Cobrapost claimed that the private assets acquired by the Wadhawans and their associates were completely ring-fenced from any recovery process and that the public sector banks would be the big losers. "Thus, the only losers in the process would be the public sector banks, such as State Bank of India and Bank of Baroda, with an exposure of over Rs 11,000 crore and Rs 4,000 crore, respectively, foreign banks and shareholders from among the public or investors of DHFL."
DHFL has dismissed Cobrapost's allegations as "mischievous misadventure" done with a mala fide intent.
"DHFL today received an email at 8.44 a.m. in the morning, with a follow-up reminder one hour later, seeking answers to 64 questions from Cobra Post, many of which were laced with political innuendos. We are shocked and surprised to receive this inquiry this morning, although Cobra Post had announced its press conference last Friday, i.e. 25 January 2019, to disclose an alleged financial scam. One would have expected as a responsible media house CobraPost would have asked these questions during their investigations and not on the day of the press conference," DHFLS said.
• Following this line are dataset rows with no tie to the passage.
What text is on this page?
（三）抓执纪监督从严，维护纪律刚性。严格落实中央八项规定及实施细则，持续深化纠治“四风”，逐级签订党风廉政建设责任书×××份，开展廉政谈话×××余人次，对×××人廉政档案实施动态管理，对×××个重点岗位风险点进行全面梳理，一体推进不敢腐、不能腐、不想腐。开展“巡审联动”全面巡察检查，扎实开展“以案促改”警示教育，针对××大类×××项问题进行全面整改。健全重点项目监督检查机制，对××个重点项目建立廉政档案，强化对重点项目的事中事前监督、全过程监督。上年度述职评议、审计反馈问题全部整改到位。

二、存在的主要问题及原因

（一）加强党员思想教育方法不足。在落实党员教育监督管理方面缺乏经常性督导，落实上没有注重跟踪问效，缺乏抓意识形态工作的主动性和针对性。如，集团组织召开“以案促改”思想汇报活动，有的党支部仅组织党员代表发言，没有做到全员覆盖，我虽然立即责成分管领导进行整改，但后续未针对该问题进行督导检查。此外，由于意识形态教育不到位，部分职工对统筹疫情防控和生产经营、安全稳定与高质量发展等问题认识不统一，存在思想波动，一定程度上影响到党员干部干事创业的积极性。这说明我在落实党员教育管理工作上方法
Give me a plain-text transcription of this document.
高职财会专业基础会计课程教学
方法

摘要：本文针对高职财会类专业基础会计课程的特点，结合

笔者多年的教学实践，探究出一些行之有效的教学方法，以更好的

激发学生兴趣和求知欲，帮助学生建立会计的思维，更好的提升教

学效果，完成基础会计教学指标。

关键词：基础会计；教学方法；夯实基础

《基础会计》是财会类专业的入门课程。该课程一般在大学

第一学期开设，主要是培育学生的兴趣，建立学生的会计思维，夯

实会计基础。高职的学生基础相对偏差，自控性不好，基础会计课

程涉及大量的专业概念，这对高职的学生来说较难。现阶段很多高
It added: "Their entire approach raises serious concerns about the motivation of this so-called expose. It is necessary in public interest that if they believed in the genuineness of their issues to have given DHFL an opportunity to explain the facts that are in any case available in the public domain."
"Despite the recent liquidity regime, DHFL as a responsible corporate has met all its obligations to the lenders and has paid back to them in excess of Rs.17,000 crores in the last three months. DHFL has a strong corporate governance regime and has received AAA credit rating from leading credit agencies. The company is fully tax compliant and its books are audited by global auditors," it said.